= Gerard Meijer =

Dutch chemical physicist (born 1962)

Gerardus Johannes Maria Meijer (born 1962 in Zeddam), more often Gerard J. M. Meijer is a Dutch physicist who has made significant contributions in the field of molecular physics, with a particular focus on laser-based spectroscopic detection techniques and cold molecules. His group invented the technique of Stark deceleration using the Stark effect for controlled generation of cold molecules.

== Education and career ==
Meijer was born in Zeddam and attended high school in Doetinchem. He studied physics at Radboud University in Nijmegen from 1980, receiving his diploma in 1985 and his Ph.D. in Physics from the same university in 1988 under the supervision of Antoni Dymanus and Peter Andresen. After completing his Ph.D., Meijer spent a year as a post-doc at the IBM Research Center in San Jose, California, where he worked in the group of Mattanjah de Vries on laser desorption mass spectrometry and optical spectroscopy, as well as fullerene. He then returned to Radboud University as a University Lecturer, where he continued his research on cavity ring-down spectroscopy and fullerene crystals.

In 1995, Meijer was appointed as a Full Professor in Experimental Physics at Radboud University, where he continued his research on laser-based spectroscopic techniques and cold molecules. He also became involved in molecular physics studies with IR-FEL (FELIX) radiation.
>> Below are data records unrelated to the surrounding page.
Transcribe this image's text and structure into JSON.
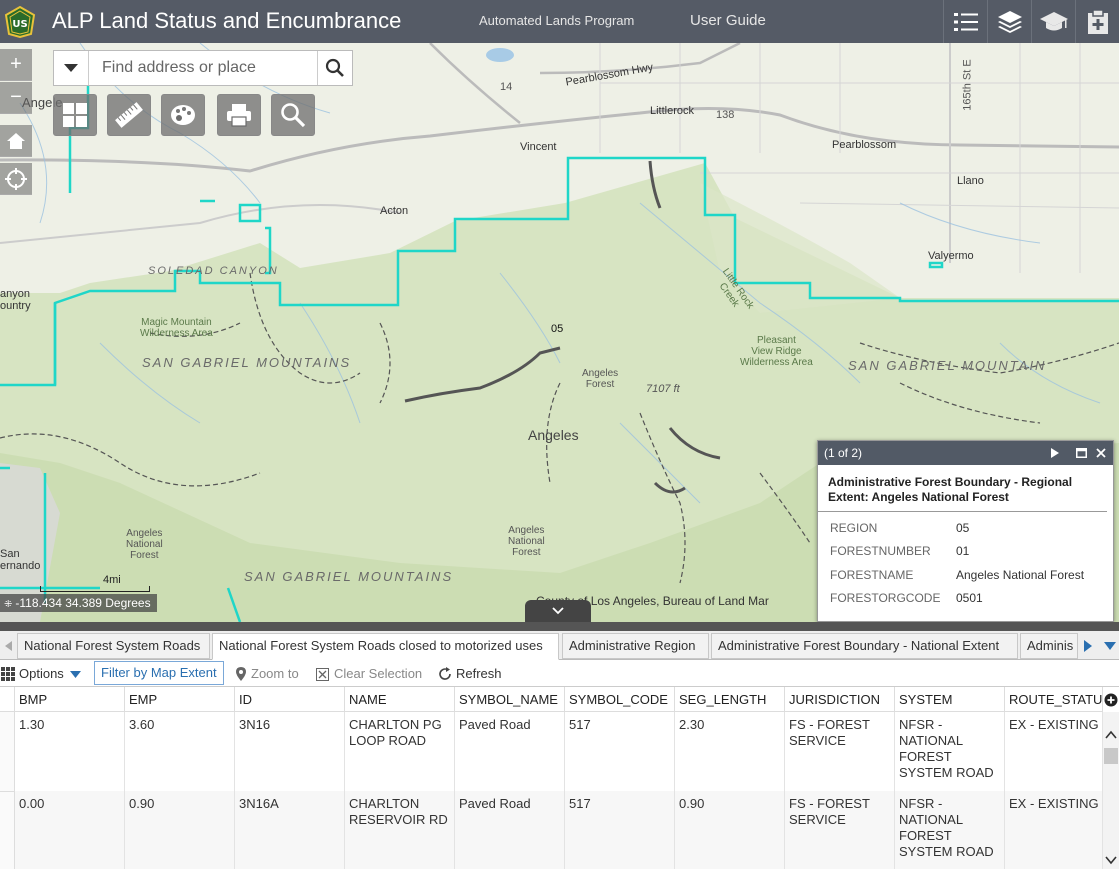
{
  "header": {
    "title": "ALP Land Status and Encumbrance",
    "logo_text": "US",
    "links": [
      "Automated Lands Program",
      "User Guide"
    ]
  },
  "search": {
    "placeholder": "Find address or place"
  },
  "map": {
    "labels": {
      "pearblossom_hwy": "Pearblossom Hwy",
      "littlerock": "Littlerock",
      "route138": "138",
      "vincent": "Vincent",
      "pearblossom": "Pearblossom",
      "llano": "Llano",
      "acton": "Acton",
      "valyermo": "Valyermo",
      "soledad_canyon": "SOLEDAD CANYON",
      "canyon_country": "anyon\nountry",
      "magic_mountain": "Magic Mountain\nWilderness Area",
      "san_gabriel_1": "SAN GABRIEL MOUNTAINS",
      "san_gabriel_2": "SAN GABRIEL MOUNTAIN",
      "san_gabriel_3": "SAN GABRIEL MOUNTAINS",
      "pleasant_view": "Pleasant\nView Ridge\nWilderness Area",
      "label_05": "05",
      "angeles_forest": "Angeles\nForest",
      "elev": "7107 ft",
      "angeles": "Angeles",
      "angeles_nf_1": "Angeles\nNational\nForest",
      "angeles_nf_2": "Angeles\nNational\nForest",
      "angeles_top": "Angele",
      "san_fernando": "San\nernando",
      "route14": "14",
      "east_st": "165th St E",
      "lw_rock": "Little Rock\nCreek"
    },
    "scale": "4mi",
    "coordinates": "-118.434 34.389 Degrees",
    "attribution": "County of Los Angeles, Bureau of Land Mar"
  },
  "popup": {
    "counter": "(1 of 2)",
    "title": "Administrative Forest Boundary - Regional Extent: Angeles National Forest",
    "fields": [
      {
        "key": "REGION",
        "value": "05"
      },
      {
        "key": "FORESTNUMBER",
        "value": "01"
      },
      {
        "key": "FORESTNAME",
        "value": "Angeles National Forest"
      },
      {
        "key": "FORESTORGCODE",
        "value": "0501"
      }
    ]
  },
  "tabs": [
    "National Forest System Roads",
    "National Forest System Roads closed to motorized uses",
    "Administrative Region",
    "Administrative Forest Boundary - National Extent",
    "Adminis"
  ],
  "toolbar": {
    "options": "Options",
    "filter": "Filter by Map Extent",
    "zoom_to": "Zoom to",
    "clear": "Clear Selection",
    "refresh": "Refresh"
  },
  "table": {
    "columns": [
      "BMP",
      "EMP",
      "ID",
      "NAME",
      "SYMBOL_NAME",
      "SYMBOL_CODE",
      "SEG_LENGTH",
      "JURISDICTION",
      "SYSTEM",
      "ROUTE_STATU"
    ],
    "rows": [
      [
        "1.30",
        "3.60",
        "3N16",
        "CHARLTON PG LOOP ROAD",
        "Paved Road",
        "517",
        "2.30",
        "FS - FOREST SERVICE",
        "NFSR - NATIONAL FOREST SYSTEM ROAD",
        "EX - EXISTING"
      ],
      [
        "0.00",
        "0.90",
        "3N16A",
        "CHARLTON RESERVOIR RD",
        "Paved Road",
        "517",
        "0.90",
        "FS - FOREST SERVICE",
        "NFSR - NATIONAL FOREST SYSTEM ROAD",
        "EX - EXISTING"
      ]
    ]
  },
  "colors": {
    "header_bg": "#555b66",
    "boundary": "#1fd6c8",
    "map_bg": "#eef0e6",
    "forest": "#cfe0b5"
  }
}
In 2000, Meijer was appointed as the Director of the FOM Institute for Plasma Physics "Rijnhuizen" in Nieuwegein, The Netherlands, where he continued his research on cold molecules and molecular physics studies with FELIX. In 2002, he was appointed as the Director of the Fritz Haber Institute of the Max Planck Society in Berlin, Germany, where he continued his research on gas-phase molecular physics, cold molecules, clusters, and biomolecules. In 2012, Meijer became an External Scientific Member of the Fritz Haber Institute and also took on the role of President of the Executive Board at Radboud University. Since 2017, he returned to the directorship of the Fritz Haber Institute.

== Honors and awards ==
Throughout his career, Meijer has received numerous awards and accolades for his contributions to the field of molecular physics, including the van't Hoff Prize from the German Bunsen Society in 2012 and the Bourke Award from the Royal Society of Chemistry in 2009. He has also was elected as a corresponding member of the Royal Netherlands Academy of Arts and Sciences in 2004 and member of the Academia Europaea in 2013.